CISA estimates that China produced one billion tonnes of crude steel in 2018. This is down 2.3% from 2021.
Meanwhile, CISA statistics revealed that major Chinese steel mill stockpiles fell to their lowest since January last year. According to a study conducted by CISA, stocks dropped to 13.1 million tonnes in the last 10 days of December, representing an 18% decrease from stocks in the second 10 days of the month. Over the last week of December, crude steel output at major mills dropped 2.4% to 1.92 million tonnes per day.
Increased Profits May Be Limited by Government Oversight
The recent volatility in the price of iron ore has attracted the attention of authorities, who have issued warnings. In a statement released earlier this month, the National Development and Reform Commission expressed extreme worry about recent price increases and promised to keep a close eye on the issue. The government agency also warned against spreading misleading market data and committed to continuing rigorous price monitoring. In the past, governments have intervened in the market by limiting trade and mandating reductions in steel production capacity. We may be forced to revise our assessment downward if we see similar measures utilized again.
Beijing’s Growth-friendly Policy Will Help Iron Ore Prices
The growth-friendly policies implemented by Beijing are likely to keep iron ore prices at current or higher levels.
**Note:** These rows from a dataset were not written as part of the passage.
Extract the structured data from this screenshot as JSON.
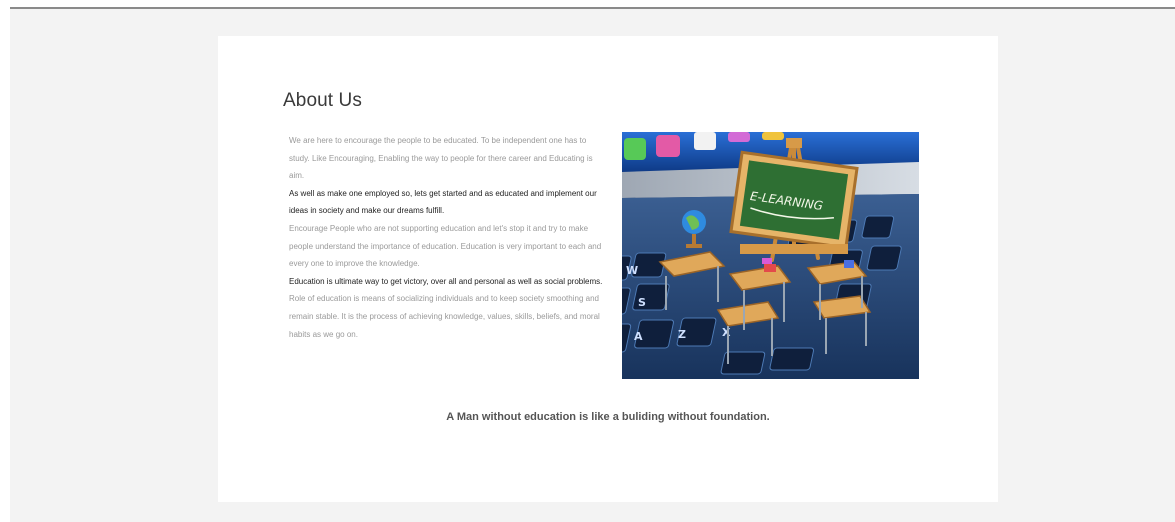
{
  "about": {
    "title": "About Us",
    "paragraphs": [
      {
        "text": "We are here to encourage the people to be educated. To be independent one has to study. Like Encouraging, Enabling the way to people for there career and Educating is aim.",
        "style": "light"
      },
      {
        "text": "As well as make one employed so, lets get started and as educated and implement our ideas in society and make our dreams fulfill.",
        "style": "dark"
      },
      {
        "text": "Encourage People who are not supporting education and let's stop it and try to make people understand the importance of education. Education is very important to each and every one to improve the knowledge.",
        "style": "light"
      },
      {
        "text": "Education is ultimate way to get victory, over all and personal as well as social problems.",
        "style": "dark"
      },
      {
        "text": "Role of education is means of socializing individuals and to keep society smoothing and remain stable. It is the process of achieving knowledge, values, skills, beliefs, and moral habits as we go on.",
        "style": "light"
      }
    ],
    "image": {
      "board_text": "E-LEARNING",
      "keys": [
        "W",
        "S",
        "A",
        "Z",
        "X"
      ]
    },
    "quote": "A Man without education is like a buliding without foundation."
  }
}
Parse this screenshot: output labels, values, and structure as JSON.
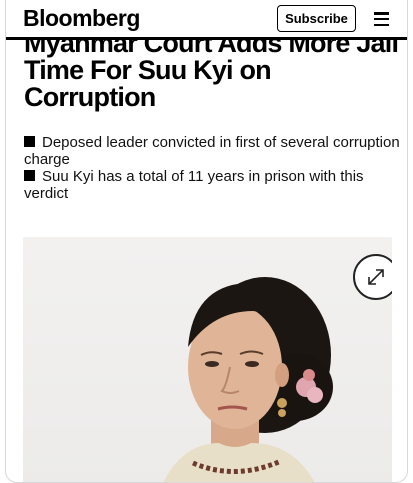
{
  "header": {
    "logo": "Bloomberg",
    "subscribe_label": "Subscribe",
    "menu_icon": "hamburger-menu-icon"
  },
  "article": {
    "headline": "Myanmar Court Adds More Jail Time For Suu Kyi on Corruption",
    "bullets": [
      "Deposed leader convicted in first of several corruption charge",
      "Suu Kyi has a total of 11 years in prison with this verdict"
    ]
  },
  "image": {
    "expand_icon": "expand-arrows-icon"
  },
  "colors": {
    "text": "#000000",
    "background": "#ffffff",
    "photo_background": "#efeeed"
  }
}
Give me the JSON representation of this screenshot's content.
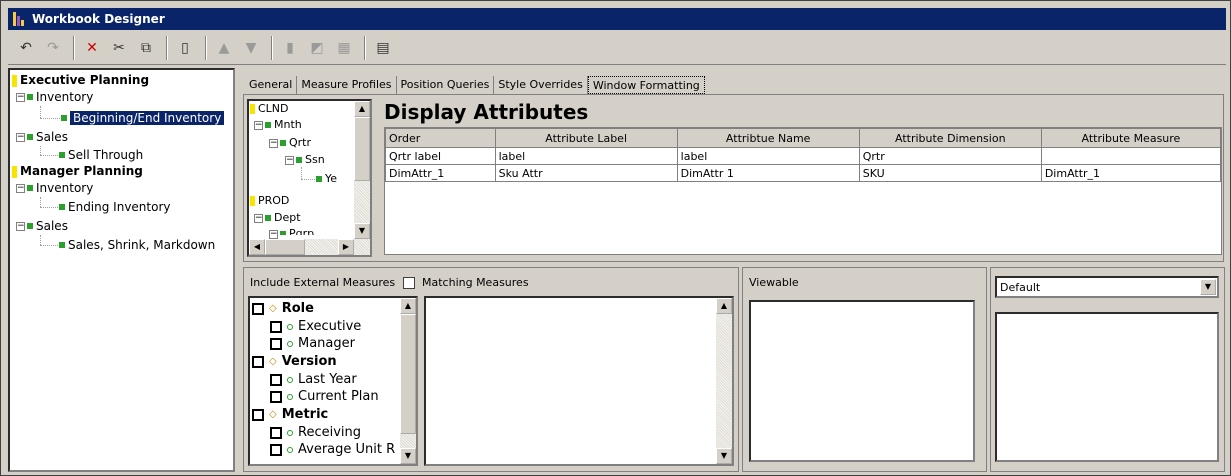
{
  "window": {
    "title": "Workbook Designer"
  },
  "toolbar": {
    "buttons": [
      {
        "icon": "undo-icon",
        "glyph": "↶",
        "enabled": true
      },
      {
        "icon": "redo-icon",
        "glyph": "↷",
        "enabled": false
      },
      {
        "icon": "delete-icon",
        "glyph": "✕",
        "enabled": true,
        "color": "#d00000"
      },
      {
        "icon": "cut-icon",
        "glyph": "✂",
        "enabled": true
      },
      {
        "icon": "copy-icon",
        "glyph": "⧉",
        "enabled": true
      },
      {
        "icon": "paste-icon",
        "glyph": "▯",
        "enabled": true
      },
      {
        "icon": "move-up-icon",
        "glyph": "▲",
        "enabled": false
      },
      {
        "icon": "move-down-icon",
        "glyph": "▼",
        "enabled": false
      },
      {
        "icon": "measure-icon",
        "glyph": "▮",
        "enabled": false
      },
      {
        "icon": "position-icon",
        "glyph": "◩",
        "enabled": false
      },
      {
        "icon": "grid-icon",
        "glyph": "▦",
        "enabled": false
      },
      {
        "icon": "chart-icon",
        "glyph": "▤",
        "enabled": true
      }
    ]
  },
  "left_tree": {
    "executive_planning": "Executive Planning",
    "inventory": "Inventory",
    "beginning_end": "Beginning/End Inventory",
    "sales": "Sales",
    "sell_through": "Sell Through",
    "manager_planning": "Manager Planning",
    "inventory2": "Inventory",
    "ending_inventory": "Ending Inventory",
    "sales2": "Sales",
    "sales_shrink": "Sales, Shrink, Markdown"
  },
  "tabs": [
    "General",
    "Measure Profiles",
    "Position Queries",
    "Style Overrides",
    "Window Formatting"
  ],
  "dim_tree": {
    "clnd": "CLND",
    "mnth": "Mnth",
    "qrtr": "Qrtr",
    "ssn": "Ssn",
    "ye": "Ye",
    "prod": "PROD",
    "dept": "Dept",
    "pgrp": "Pgrp"
  },
  "display_attributes": {
    "title": "Display Attributes",
    "columns": [
      "Order",
      "Attribute Label",
      "Attribtue Name",
      "Attribute Dimension",
      "Attribute Measure"
    ],
    "rows": [
      [
        "Qrtr label",
        "label",
        "label",
        "Qrtr",
        ""
      ],
      [
        "DimAttr_1",
        "Sku Attr",
        "DimAttr 1",
        "SKU",
        "DimAttr_1"
      ]
    ]
  },
  "lower": {
    "include_external": "Include External Measures",
    "matching": "Matching Measures",
    "viewable": "Viewable",
    "profile_select": "Default",
    "measures": {
      "role": "Role",
      "executive": "Executive",
      "manager": "Manager",
      "version": "Version",
      "last_year": "Last Year",
      "current_plan": "Current Plan",
      "metric": "Metric",
      "receiving": "Receiving",
      "avg_unit": "Average Unit R"
    }
  }
}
The prospect of China’s reopening has led us to raise our iron ore prediction for 2023. Due to the normal slowdown in steel production around the Chinese New Year holidays later this month, we continue to exercise caution for the first quarter. We now anticipate prices to linger around $115/t in 1Q.
We anticipate a price increase to $120/t in the second quarter and $135/t in the third quarter (usually building season in China), with a slight decrease to $120/t in the fourth quarter.